Liyaquat–Nehru Pact
- Type: Mutual understanding of protecting rights
- Context: Partition of India
- Drafted: 2 April 1950
- Signed: 8 April 1950; 76 years ago
- Location: New Delhi, India
- Condition: Ratifications of Both Parties
- Expiration: 8 April 1956
- Mediators: Human rights ministries of India and Pakistan
- Negotiators: Foreign ministries of India and Pakistan
- Signatories: Jawaharlal Nehru _{(Prime Minister of India)}; Liaquat Ali Khan _{(Prime Minister of Pakistan)};
- Parties: India; Pakistan;
- Ratifiers: Parliament of India; Parliament of Pakistan;
- Depositaries: Governments of India and Pakistan
- Languages: Hindi; Urdu; English;

= Liaquat–Nehru Pact =

1950 India–Pakistan treaty on minorities

The Liaquat–Nehru Pact (or the Delhi Pact on minorities) was a bilateral treaty between India and Pakistan in which refugees were allowed to return to dispose of their property, abducted women and looted property were to be returned, forced conversions were unrecognized, and minority rights were confirmed.
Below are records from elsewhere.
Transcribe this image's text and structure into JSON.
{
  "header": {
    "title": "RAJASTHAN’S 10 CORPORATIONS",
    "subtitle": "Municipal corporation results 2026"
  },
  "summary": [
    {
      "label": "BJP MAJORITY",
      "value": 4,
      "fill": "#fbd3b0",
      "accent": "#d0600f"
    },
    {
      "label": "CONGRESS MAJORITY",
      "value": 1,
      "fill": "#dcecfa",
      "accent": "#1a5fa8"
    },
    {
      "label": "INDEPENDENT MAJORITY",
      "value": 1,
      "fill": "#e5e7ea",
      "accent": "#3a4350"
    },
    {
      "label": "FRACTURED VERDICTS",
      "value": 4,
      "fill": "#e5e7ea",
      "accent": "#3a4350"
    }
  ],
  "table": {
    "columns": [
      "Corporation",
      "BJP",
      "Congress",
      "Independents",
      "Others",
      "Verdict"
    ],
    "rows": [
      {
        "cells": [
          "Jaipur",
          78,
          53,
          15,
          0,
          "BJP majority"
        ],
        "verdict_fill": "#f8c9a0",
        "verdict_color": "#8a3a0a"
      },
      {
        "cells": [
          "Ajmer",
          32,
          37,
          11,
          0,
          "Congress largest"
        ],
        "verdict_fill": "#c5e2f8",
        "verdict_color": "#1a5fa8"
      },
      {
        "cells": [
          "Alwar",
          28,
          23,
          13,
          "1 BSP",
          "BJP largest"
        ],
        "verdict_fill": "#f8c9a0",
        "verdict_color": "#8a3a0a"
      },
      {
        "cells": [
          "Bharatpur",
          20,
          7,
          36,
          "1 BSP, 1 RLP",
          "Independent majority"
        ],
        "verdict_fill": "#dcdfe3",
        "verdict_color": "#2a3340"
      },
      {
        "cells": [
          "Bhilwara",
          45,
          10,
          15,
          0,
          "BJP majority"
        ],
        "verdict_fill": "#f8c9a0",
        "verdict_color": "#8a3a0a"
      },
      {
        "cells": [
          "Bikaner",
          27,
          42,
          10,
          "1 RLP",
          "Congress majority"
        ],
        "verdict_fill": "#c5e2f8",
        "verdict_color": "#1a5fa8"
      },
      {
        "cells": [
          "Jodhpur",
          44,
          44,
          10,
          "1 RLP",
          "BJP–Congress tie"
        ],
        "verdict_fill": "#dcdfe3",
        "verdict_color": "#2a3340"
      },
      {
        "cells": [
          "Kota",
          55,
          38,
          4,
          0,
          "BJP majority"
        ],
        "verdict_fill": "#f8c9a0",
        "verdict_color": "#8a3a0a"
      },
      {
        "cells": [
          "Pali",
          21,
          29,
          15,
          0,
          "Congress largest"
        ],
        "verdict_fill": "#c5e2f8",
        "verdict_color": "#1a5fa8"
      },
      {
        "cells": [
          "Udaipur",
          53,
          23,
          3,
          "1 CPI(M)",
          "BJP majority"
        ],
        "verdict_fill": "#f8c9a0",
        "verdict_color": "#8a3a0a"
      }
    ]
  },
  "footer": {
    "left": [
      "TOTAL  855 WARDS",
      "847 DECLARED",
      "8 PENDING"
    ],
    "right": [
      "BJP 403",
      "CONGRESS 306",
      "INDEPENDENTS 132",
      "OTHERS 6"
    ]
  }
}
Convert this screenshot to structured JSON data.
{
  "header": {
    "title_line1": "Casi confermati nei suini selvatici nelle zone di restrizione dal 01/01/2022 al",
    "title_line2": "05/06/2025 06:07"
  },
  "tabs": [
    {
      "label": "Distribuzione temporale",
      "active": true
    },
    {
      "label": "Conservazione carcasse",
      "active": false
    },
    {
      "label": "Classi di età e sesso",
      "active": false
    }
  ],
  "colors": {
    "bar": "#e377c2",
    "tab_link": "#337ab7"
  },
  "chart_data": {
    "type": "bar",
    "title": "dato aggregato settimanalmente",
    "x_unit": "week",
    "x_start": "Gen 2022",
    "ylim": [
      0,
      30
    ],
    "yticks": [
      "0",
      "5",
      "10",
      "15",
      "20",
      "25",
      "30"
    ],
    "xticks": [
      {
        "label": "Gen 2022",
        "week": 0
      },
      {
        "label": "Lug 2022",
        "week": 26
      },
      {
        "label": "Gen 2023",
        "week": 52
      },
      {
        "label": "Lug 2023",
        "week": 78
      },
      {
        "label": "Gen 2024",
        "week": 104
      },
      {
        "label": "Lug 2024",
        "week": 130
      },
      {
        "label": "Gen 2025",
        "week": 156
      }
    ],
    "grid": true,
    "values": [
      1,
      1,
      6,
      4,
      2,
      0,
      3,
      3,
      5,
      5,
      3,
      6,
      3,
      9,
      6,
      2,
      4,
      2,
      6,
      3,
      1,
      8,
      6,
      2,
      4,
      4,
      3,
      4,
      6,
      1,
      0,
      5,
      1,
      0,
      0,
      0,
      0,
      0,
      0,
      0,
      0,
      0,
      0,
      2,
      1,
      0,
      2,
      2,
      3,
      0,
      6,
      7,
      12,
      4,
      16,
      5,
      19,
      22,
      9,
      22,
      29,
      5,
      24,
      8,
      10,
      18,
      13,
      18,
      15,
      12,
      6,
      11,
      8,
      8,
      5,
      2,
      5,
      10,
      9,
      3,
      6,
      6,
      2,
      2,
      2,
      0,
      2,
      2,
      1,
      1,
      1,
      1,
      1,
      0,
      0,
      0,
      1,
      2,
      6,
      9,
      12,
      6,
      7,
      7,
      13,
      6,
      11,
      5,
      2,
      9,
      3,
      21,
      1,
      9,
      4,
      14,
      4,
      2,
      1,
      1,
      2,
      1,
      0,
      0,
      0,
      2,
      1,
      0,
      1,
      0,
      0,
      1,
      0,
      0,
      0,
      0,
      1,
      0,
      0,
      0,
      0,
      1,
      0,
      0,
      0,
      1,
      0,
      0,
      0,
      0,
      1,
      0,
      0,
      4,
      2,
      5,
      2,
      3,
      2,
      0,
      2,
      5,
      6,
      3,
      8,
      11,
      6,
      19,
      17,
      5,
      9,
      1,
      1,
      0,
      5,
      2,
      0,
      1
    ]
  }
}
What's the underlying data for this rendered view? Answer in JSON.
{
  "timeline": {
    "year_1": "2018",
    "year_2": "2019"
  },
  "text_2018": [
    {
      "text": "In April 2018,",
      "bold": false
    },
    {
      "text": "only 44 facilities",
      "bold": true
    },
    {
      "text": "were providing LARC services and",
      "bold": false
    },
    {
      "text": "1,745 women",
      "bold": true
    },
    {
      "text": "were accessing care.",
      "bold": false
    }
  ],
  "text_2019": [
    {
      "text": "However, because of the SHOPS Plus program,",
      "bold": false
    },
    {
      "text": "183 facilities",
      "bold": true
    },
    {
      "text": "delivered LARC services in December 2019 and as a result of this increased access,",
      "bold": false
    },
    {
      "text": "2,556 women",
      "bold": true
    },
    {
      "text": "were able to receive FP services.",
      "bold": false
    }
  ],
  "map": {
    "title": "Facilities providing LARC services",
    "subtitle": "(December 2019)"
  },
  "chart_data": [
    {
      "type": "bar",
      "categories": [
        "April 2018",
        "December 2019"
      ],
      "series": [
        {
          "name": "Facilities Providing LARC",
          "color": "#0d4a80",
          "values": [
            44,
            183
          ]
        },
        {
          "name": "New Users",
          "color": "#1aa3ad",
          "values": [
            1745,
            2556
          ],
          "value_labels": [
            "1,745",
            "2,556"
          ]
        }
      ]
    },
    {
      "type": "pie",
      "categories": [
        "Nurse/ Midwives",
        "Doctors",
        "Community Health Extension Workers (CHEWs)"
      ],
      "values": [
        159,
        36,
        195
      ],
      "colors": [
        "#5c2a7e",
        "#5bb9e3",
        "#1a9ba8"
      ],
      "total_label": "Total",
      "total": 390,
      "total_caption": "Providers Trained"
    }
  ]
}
The treaty was signed in New Delhi by the Prime Minister of India Jawaharlal Nehru and the Prime Minister of Pakistan Liaquat Ali Khan on April 8, 1950. The treaty was the outcome of six days of talks sought to guarantee the rights of minorities in both countries after the Partition of India and to avert another war between them.

This pact also introduced a visa system for refugees and free passage of refugees across the border was restricted.

Minority commissions were set up in both countries. More than one million refugees migrated from East Pakistan (now Bangladesh) to West Bengal in India.